North Korea's Extremity

Getting food aid to North Korea is a little like trying to help a trapped animal. The help is needed, but the victim is likely to see the helper as an enemy.

North Korea's extremity is becoming ever clearer. But the country's leaders have been leery of large-scale aid, worried about the image of failure that could accompany it.

That could be changing, as the need grows and the flow of food becomes better organized. Both the United States and South Korea have made initial aid pledges in response to an appeal by the United Nation's World Food Program for 203,000 tons of food. Some South Korean corn is on its way over the Chinese border into North Korea - a hopeful sign, given the North's particular aversion to getting help from the South.

Also encouraging are reports the North will agree to join talks this year with South Korea, the US, and China aimed at resolving the Korean peninsula's 1953 truce into a formal peace agreement. Any movement on that front will help free up famine relief.
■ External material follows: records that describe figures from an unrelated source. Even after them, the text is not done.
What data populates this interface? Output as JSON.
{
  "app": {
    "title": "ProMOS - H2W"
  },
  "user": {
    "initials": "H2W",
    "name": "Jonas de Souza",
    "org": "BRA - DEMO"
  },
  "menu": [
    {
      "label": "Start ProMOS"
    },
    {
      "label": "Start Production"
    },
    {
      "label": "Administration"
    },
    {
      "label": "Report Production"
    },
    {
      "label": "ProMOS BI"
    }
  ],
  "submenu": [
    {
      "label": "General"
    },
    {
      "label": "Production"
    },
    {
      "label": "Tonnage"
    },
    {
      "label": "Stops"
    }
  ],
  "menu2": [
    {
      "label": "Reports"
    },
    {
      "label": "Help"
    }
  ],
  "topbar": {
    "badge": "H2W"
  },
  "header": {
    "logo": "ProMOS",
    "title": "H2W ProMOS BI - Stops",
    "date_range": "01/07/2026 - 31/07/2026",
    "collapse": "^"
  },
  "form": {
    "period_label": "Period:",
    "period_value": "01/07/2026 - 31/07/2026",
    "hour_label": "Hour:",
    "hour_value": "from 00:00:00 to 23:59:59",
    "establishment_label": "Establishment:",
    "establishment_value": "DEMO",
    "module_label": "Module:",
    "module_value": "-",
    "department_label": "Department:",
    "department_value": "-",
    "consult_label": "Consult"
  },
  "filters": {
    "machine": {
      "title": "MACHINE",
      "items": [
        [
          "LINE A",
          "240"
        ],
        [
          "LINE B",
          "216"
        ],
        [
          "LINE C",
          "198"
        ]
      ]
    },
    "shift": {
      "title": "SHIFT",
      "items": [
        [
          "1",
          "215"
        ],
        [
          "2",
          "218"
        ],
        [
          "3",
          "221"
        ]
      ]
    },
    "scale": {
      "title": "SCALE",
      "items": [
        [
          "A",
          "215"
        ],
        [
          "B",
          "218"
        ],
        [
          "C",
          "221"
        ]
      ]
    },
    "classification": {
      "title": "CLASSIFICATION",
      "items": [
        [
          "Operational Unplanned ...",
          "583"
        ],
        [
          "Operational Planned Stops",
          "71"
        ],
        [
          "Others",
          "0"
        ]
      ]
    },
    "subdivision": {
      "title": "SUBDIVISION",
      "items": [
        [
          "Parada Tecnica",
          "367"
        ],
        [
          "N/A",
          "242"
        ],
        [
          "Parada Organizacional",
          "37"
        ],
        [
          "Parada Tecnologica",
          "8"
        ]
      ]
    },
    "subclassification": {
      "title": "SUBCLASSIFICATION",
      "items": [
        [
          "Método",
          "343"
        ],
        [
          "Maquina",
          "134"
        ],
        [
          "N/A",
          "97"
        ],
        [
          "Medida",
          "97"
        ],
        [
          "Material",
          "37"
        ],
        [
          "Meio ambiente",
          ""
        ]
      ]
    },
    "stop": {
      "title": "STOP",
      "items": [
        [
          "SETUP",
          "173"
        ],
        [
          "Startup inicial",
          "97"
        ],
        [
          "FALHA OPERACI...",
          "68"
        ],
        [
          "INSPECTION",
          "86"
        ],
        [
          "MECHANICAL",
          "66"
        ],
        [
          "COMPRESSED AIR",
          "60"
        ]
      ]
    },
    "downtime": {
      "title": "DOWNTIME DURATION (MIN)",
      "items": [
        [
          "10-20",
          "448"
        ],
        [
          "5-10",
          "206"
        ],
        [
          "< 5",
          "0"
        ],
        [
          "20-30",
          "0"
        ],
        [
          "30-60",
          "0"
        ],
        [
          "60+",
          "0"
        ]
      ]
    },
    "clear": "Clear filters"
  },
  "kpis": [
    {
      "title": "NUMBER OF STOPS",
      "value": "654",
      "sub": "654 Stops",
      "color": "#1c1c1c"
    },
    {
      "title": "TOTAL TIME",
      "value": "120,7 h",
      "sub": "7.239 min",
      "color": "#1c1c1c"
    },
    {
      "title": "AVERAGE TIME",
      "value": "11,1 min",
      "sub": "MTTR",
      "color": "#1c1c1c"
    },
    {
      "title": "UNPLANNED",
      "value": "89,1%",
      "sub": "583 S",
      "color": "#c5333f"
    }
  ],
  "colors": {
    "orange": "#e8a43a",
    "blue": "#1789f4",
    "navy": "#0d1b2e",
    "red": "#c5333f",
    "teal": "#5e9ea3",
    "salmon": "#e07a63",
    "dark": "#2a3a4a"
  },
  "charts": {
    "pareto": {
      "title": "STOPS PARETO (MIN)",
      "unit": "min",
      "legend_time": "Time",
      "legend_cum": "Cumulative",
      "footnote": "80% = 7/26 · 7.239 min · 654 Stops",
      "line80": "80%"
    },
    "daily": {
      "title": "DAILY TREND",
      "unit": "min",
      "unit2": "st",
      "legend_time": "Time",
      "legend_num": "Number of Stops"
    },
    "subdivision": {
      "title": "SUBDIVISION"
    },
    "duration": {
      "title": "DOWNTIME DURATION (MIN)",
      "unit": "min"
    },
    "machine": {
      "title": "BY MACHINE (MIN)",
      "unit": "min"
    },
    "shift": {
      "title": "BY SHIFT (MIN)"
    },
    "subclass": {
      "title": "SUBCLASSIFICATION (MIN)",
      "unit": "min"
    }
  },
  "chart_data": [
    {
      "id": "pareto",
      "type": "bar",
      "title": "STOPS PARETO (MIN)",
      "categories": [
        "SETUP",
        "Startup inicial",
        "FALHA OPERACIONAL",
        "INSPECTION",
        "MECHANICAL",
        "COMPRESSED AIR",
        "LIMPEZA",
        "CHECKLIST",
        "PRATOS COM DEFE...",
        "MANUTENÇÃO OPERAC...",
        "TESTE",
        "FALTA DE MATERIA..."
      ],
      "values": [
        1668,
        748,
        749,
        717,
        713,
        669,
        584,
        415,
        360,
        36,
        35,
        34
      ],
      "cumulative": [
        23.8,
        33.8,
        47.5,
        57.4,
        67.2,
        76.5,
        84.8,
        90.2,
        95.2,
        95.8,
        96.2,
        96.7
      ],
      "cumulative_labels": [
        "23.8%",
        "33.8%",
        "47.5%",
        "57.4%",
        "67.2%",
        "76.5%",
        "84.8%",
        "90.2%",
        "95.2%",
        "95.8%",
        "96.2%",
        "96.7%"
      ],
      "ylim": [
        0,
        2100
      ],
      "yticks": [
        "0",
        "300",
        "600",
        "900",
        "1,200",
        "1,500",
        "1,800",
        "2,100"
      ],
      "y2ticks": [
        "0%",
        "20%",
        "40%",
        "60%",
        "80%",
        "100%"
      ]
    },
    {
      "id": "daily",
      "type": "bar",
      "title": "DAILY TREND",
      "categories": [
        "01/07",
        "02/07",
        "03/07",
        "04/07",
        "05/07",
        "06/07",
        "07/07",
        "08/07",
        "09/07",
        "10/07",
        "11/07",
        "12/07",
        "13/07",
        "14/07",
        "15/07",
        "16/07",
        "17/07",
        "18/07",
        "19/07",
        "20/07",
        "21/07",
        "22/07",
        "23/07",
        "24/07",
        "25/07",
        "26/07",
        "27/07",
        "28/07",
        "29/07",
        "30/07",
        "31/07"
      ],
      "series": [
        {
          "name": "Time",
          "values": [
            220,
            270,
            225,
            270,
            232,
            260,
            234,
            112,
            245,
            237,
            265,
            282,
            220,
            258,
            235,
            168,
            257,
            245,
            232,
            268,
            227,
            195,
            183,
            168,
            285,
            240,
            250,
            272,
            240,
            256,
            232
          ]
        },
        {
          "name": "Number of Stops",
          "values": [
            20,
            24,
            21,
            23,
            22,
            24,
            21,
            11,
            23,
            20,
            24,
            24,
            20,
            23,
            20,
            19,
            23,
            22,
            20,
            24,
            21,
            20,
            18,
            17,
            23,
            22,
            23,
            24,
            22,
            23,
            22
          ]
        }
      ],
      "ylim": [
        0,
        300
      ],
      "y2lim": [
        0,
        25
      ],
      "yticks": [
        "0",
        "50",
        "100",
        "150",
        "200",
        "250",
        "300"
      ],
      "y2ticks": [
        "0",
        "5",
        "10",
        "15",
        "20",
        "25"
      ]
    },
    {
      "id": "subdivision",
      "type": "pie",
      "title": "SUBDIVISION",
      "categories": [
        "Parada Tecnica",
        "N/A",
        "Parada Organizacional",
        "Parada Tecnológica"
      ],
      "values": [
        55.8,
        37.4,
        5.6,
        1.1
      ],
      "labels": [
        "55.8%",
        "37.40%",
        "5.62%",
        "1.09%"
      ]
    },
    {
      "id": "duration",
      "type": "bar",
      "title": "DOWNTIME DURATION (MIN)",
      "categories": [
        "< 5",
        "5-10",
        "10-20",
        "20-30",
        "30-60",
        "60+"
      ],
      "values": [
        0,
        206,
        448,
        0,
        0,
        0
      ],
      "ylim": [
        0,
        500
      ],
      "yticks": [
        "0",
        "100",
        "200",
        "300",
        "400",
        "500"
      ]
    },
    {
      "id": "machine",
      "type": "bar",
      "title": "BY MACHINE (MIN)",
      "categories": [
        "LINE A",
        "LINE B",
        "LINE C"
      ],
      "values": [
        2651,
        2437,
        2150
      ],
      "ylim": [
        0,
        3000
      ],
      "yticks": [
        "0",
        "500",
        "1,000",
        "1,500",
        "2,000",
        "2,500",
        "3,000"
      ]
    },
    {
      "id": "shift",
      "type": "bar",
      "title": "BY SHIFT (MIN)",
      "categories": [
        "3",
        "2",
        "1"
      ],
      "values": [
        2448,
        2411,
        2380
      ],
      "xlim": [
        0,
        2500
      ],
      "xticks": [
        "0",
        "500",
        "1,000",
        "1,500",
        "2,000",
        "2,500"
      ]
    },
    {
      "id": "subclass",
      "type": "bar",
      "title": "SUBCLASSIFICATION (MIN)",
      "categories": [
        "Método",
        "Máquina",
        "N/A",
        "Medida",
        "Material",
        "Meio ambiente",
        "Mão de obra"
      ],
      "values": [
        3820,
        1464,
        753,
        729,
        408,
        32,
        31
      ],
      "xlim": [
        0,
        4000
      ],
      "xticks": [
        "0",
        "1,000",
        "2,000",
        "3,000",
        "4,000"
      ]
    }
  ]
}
But deep problems remain. Even as aid arrives, North Korea's code of secrecy interferes with efforts to make sure the aid gets where it's most needed. Fuel supplies are virtually exhausted in the North, which further complicates distribution. And Pyongyang has no foreign exchange, making outright purchase of food impossible. It can barter commodities like minerals for food, but it backed out of one such deal with the American grain shipper, Cargill.

Meanwhile, the food crisis is deepening. Andrew Natsios, vice president of the World Vision relief agency and someone with wide experience in aiding famine victims, recently returned from a tour of North Korea and reported signs of imminent, widespread starvation. Children showed evidence of malnutrition, farm animals were scarce (assumed slaughtered for food), and elderly people were nowhere in sight. The latter, he was told, were staying indoors, conserving energy and eating little so that other family members would have more. Many people were seen scavenging for roots and wild plants.

Some in Seoul and Washington may ask why the world should do anything to aid a benighted and dangerous government like North Korea's. But it's not the government that's being aided with food. It's the North Korean people - who, despite more than four decades of enforced isolation, must sense the failings of the tyranny they've endured. Helping them now is a matter of moral imperative.